Compendium, its stewards at The Compendium Institute say, “is a software tool providing a flexible visual interface for managing the connections between information and ideas.” Wicked problems, as I’ve written recently, contain social complexity, so solving them is a fundamentally social process requiring many people. Compendium software allows a person working alone, or people in a group, to bring together visually the diverse ideas, assertions, arguments, and resources that might contribute to the “taming” of a wicked problem. I’ve done some very preliminary playing with it and I’ve already found it’s highly versatile. I’m certain it can be used for solving even simple problems, or as a decision-making assistant, and I’m coming to believe it’s a good tool for planning a project or designing an experience—or both, in the form of a Project-Based Learning experience.

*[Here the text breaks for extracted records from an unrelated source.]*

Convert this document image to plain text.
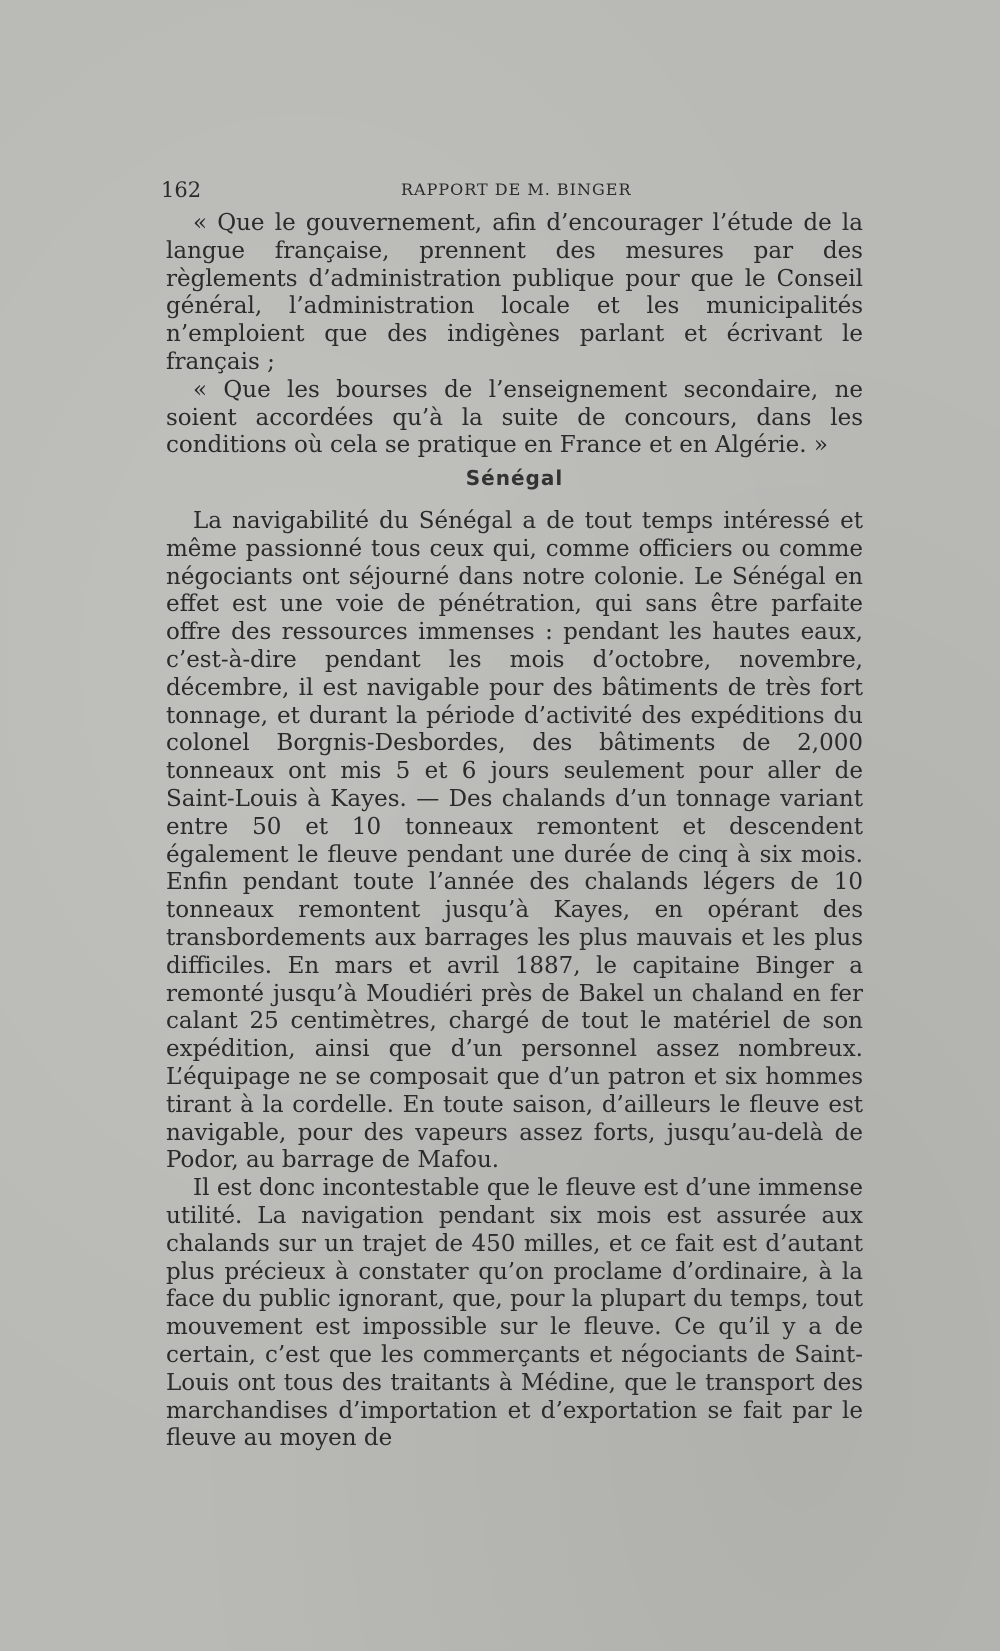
162	RAPPORT DE M. BINGER

« Que le gouvernement, afin d’encourager l’étude de la langue française, prennent des mesures par des règlements d’administration publique pour que le Conseil général, l’administration locale et les municipalités n’emploient que des indigènes parlant et écrivant le français ;

« Que les bourses de l’enseignement secondaire, ne soient accordées qu’à la suite de concours, dans les conditions où cela se pratique en France et en Algérie. »

Sénégal

La navigabilité du Sénégal a de tout temps intéressé et même passionné tous ceux qui, comme officiers ou comme négociants ont séjourné dans notre colonie. Le Sénégal en effet est une voie de pénétration, qui sans être parfaite offre des ressources immenses : pendant les hautes eaux, c’est-à-dire pendant les mois d’octobre, novembre, décembre, il est navigable pour des bâtiments de très fort tonnage, et durant la période d’activité des expéditions du colonel Borgnis-Desbordes, des bâtiments de 2,000 tonneaux ont mis 5 et 6 jours seulement pour aller de Saint-Louis à Kayes. — Des chalands d’un tonnage variant entre 50 et 10 tonneaux remontent et descendent également le fleuve pendant une durée de cinq à six mois. Enfin pendant toute l’année des chalands légers de 10 tonneaux remontent jusqu’à Kayes, en opérant des transbordements aux barrages les plus mauvais et les plus difficiles. En mars et avril 1887, le capitaine Binger a remonté jusqu’à Moudiéri près de Bakel un chaland en fer calant 25 centimètres, chargé de tout le matériel de son expédition, ainsi que d’un personnel assez nombreux. L’équipage ne se composait que d’un patron et six hommes tirant à la cordelle. En toute saison, d’ailleurs le fleuve est navigable, pour des vapeurs assez forts, jusqu’au-delà de Podor, au barrage de Mafou.

Il est donc incontestable que le fleuve est d’une immense utilité. La navigation pendant six mois est assurée aux chalands sur un trajet de 450 milles, et ce fait est d’autant plus précieux à constater qu’on proclame d’ordinaire, à la face du public ignorant, que, pour la plupart du temps, tout mouvement est impossible sur le fleuve. Ce qu’il y a de certain, c’est que les commerçants et négociants de Saint-Louis ont tous des traitants à Médine, que le transport des marchandises d’importation et d’exportation se fait par le fleuve au moyen de
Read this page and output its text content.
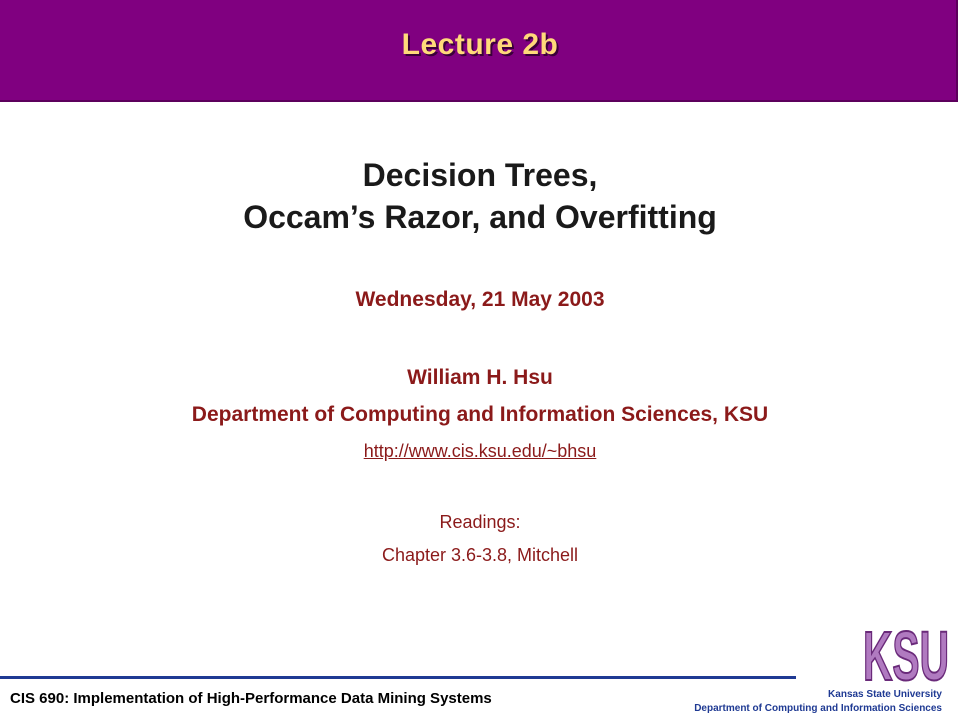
Lecture 2b
Decision Trees,
Occam’s Razor, and Overfitting
Wednesday, 21 May 2003
William H. Hsu
Department of Computing and Information Sciences, KSU
http://www.cis.ksu.edu/~bhsu
Readings:
Chapter 3.6-3.8, Mitchell
KSU
CIS 690: Implementation of High-Performance Data Mining Systems	Kansas State University
Department of Computing and Information Sciences
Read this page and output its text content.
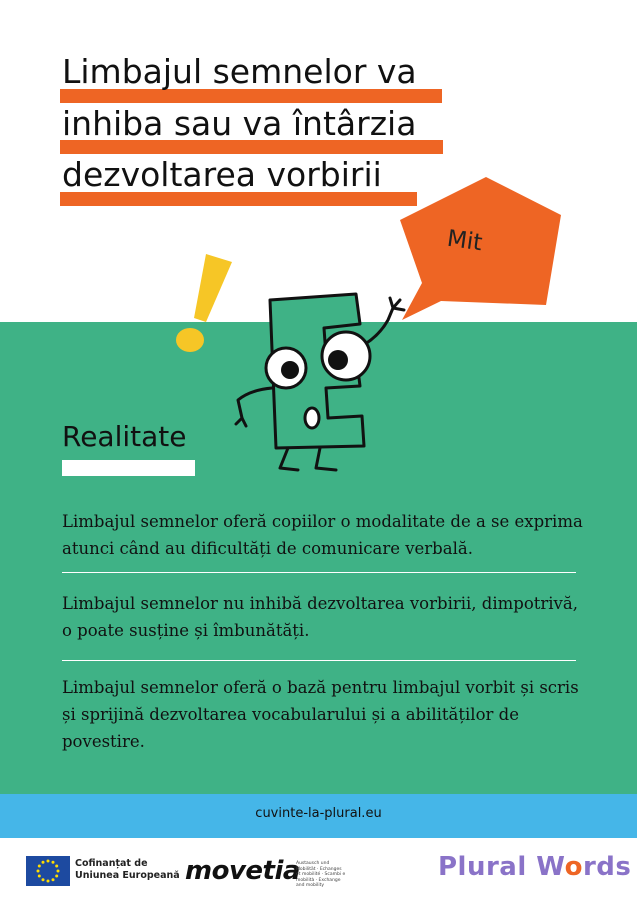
Limbajul semnelor va
inhiba sau va întârzia
dezvoltarea vorbirii
Mit
Realitate
Limbajul semnelor oferă copiilor o modalitate de a se exprima atunci când au dificultăți de comunicare verbală.
Limbajul semnelor nu inhibă dezvoltarea vorbirii, dimpotrivă, o poate susține și îmbunătăți.
Limbajul semnelor oferă o bază pentru limbajul vorbit și scris și sprijină dezvoltarea vocabularului și a abilităților de povestire.
cuvinte-la-plural.eu
Cofinanțat de
Uniunea Europeană movetia
Austausch und Mobilität · Echanges et mobilité · Scambi e mobilità · Exchange and mobility
Plural Words
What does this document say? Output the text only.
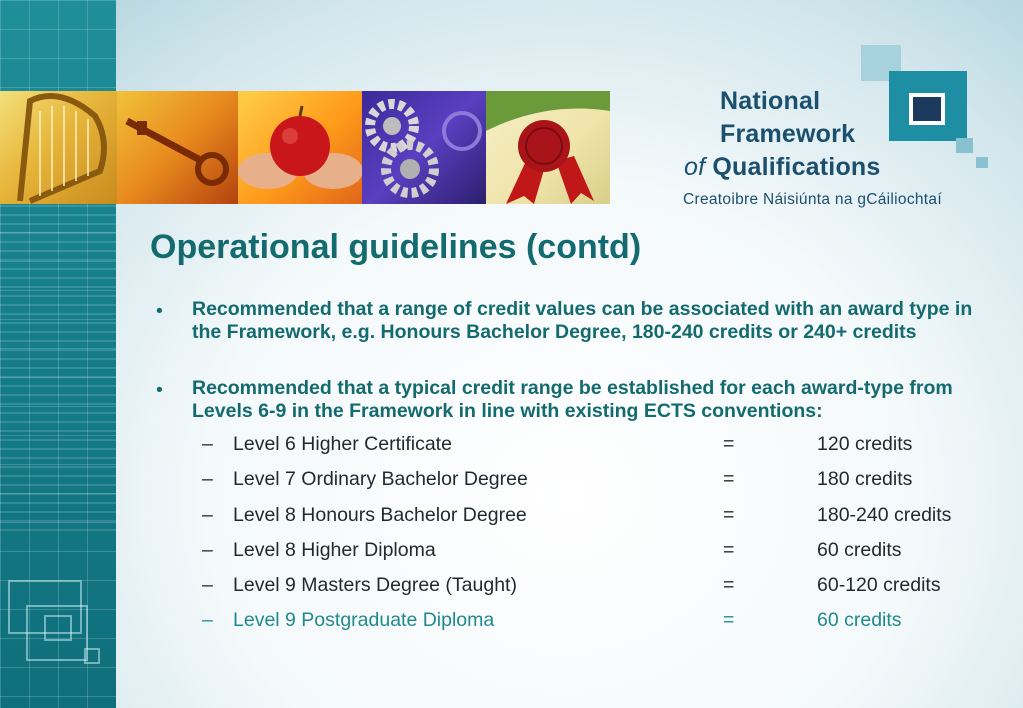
National
Framework
of Qualifications
Creatoibre Náisiúnta na gCáiliochtaí
Operational guidelines (contd)
• Recommended that a range of credit values can be associated with an award type in the Framework, e.g. Honours Bachelor Degree, 180-240 credits or 240+ credits
• Recommended that a typical credit range be established for each award-type from Levels 6-9 in the Framework in line with existing ECTS conventions:
– Level 6 Higher Certificate	=	120 credits
– Level 7 Ordinary Bachelor Degree	=	180 credits
– Level 8 Honours Bachelor Degree	=	180-240 credits
– Level 8 Higher Diploma	=	60 credits
– Level 9 Masters Degree (Taught)	=	60-120 credits
– Level 9 Postgraduate Diploma	=	60 credits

I’m still learning what the software can and can’t do, so if you happen to have used it please feel free to leave me a comment. I love the keyboard shortcuts that let you quickly add icons representing ideas etc., and draw relationships between them. You can add documents and link websites and export the entire “idea map” as a self-contained web site.
[At time of writing the summary of Compendium on Wikipedia doesn’t meet the latter’s citation standards, but I find its description of the software and its features to be accurate.]
I’ve added a great deal more to my map even since I did the video. I’m reaching a point where the tool is helping me connect ideas and leading to new ones. I need to know much more about using Compendium to collaborate over the Internet. But I can certainly say Compendium is a marvellous tool for thinking about thinking.
* The video link was updated to provide louder audio (moral: don’t mix at 3AM with people sleeping in the next room!)